Automated Data Mining of Lung SBRT Cases for Predicting Dosimetric Indices in Prospective Plans
T Atwood*, L Xing, D Hristov, Stanford University School of Medicine, Stanford, CASU-E-T-217 Sunday 3:00:00 PM - 6:00:00 PM Room: Exhibit Hall
Purpose: To develop an automated technique for evaluating lung stereotactic body radiotherapy (SBRT) plan quality and predicting achievable lung dose constraints.
Methods: We examined the workflow scripting capabilities of a radiation oncology software package (MIM Software Inc) for automatically generating mean dose gradients and overlap volume histograms (OVHs) for lung SBRT plans. Mean dose gradients were created to assess plan quality by quantifying the dose fall-off from the planning target volume (PTV) into the ipsilateral lung. OVHs were created to evaluate potential predictors of achievable lung dose constraints by measuring the amount of ipsilateral lung volume overlapping the uniformly expanded PTV. Based on the knowledge that OVHs will depend on the size and spatial relationship of the lung and PTV structures, we hypothesize that OVH-derived indices will therefore serve as predictors of achievable lung dose. The workflow scripts were evaluated in a pilot study of 10 lung SBRT plans (50 Gy in 5 fractions) with varying PTV sizes and locations.
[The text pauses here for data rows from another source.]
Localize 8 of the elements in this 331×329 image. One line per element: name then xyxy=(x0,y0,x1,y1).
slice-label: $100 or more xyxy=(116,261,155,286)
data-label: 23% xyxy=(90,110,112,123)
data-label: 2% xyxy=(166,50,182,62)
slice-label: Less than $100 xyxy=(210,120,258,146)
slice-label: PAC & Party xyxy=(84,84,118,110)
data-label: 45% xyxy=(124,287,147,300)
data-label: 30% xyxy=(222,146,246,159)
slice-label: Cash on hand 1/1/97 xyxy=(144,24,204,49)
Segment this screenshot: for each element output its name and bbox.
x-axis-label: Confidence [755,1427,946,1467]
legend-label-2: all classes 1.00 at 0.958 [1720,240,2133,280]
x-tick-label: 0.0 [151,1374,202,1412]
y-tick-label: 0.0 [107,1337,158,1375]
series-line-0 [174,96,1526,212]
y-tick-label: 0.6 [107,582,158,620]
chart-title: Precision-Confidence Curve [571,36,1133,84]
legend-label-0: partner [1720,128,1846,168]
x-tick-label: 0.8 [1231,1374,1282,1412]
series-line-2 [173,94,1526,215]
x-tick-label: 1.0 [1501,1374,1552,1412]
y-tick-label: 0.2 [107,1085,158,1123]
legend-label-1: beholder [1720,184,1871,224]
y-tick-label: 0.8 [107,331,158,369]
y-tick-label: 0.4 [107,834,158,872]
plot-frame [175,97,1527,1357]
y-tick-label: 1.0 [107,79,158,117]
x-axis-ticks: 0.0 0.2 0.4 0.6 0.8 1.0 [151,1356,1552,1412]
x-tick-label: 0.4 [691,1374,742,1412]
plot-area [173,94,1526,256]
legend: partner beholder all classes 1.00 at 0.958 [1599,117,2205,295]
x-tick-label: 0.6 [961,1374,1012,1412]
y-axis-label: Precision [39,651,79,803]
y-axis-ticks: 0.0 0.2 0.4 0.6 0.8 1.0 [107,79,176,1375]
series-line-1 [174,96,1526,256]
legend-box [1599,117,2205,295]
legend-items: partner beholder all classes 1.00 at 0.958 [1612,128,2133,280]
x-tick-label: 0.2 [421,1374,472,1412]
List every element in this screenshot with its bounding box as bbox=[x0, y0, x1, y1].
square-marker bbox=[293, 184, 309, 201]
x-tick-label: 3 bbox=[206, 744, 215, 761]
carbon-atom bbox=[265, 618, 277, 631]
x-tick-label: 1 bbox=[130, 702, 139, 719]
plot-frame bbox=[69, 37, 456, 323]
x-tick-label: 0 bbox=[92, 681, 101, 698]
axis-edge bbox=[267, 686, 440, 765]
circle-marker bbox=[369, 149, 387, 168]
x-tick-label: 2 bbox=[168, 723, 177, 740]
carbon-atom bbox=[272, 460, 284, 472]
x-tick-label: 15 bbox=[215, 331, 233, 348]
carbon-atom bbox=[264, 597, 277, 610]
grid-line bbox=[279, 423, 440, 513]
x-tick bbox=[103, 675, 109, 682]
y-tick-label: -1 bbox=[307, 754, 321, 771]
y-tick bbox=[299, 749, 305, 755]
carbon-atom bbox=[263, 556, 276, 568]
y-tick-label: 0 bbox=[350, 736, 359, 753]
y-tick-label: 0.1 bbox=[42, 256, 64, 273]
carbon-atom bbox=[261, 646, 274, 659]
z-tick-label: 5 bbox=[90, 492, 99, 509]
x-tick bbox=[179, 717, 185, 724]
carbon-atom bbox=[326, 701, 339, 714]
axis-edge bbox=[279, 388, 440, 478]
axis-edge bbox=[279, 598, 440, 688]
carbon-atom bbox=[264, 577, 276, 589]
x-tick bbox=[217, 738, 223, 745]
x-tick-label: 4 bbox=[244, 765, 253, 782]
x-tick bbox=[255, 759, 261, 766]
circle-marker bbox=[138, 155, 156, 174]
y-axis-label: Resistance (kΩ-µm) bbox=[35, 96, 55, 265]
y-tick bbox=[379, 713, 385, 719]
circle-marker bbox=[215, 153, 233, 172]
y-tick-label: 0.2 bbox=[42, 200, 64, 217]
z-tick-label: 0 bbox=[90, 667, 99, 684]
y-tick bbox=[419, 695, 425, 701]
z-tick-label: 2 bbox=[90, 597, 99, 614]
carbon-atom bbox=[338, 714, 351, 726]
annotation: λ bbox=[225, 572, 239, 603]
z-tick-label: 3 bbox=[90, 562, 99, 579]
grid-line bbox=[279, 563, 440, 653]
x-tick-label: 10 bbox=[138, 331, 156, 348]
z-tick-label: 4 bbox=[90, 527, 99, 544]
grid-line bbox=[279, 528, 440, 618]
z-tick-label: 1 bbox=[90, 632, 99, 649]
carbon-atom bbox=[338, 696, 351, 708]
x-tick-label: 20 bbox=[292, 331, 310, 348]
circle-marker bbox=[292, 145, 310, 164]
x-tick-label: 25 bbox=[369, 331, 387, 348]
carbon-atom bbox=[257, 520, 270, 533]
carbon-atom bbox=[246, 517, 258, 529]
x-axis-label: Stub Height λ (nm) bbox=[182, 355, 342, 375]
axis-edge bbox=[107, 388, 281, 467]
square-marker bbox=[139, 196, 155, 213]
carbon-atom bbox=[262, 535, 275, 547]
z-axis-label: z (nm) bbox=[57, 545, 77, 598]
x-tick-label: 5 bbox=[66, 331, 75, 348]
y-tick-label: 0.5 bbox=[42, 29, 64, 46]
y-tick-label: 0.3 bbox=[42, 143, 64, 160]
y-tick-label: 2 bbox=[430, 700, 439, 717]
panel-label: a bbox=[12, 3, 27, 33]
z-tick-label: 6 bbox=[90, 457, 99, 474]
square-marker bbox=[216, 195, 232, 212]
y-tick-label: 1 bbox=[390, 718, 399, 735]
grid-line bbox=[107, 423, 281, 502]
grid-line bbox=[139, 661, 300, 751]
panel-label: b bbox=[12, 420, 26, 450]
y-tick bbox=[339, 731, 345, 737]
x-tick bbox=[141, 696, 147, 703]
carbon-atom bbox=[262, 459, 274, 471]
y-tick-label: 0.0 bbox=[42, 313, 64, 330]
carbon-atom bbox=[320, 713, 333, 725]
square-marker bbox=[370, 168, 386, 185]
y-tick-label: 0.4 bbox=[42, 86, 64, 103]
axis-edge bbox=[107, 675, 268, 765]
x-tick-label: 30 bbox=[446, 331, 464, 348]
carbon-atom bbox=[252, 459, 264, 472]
Results: The scripted workflows were successful in automatically generating mean dose gradients and OVHs for the PTV and ipsilateral lung. The workflows were able to produce the aforementioned data in a matter of seconds (per patient), which would have otherwise been excessively time consuming and labor intensive. From the pilot study, the average mean dose gradient was -4.1 ± 0.6, indicating that all evaluated patients had similar and acceptable plan quality. Furthermore, the OVH data indicated that a 0 mm PTV expansion and a 10 mm PTV expansion correlated with the mean lung dose (correlation coefficients of 0.71 and 0.56, respectively).
Conclusions: Our current data demonstrate that mean lung dose correlates to multiple OVH indices. These results indicate that automated large-scale mining of retrospective data is a highly promising approach for predicting dosimetric indices in prospective lung SBRT plans.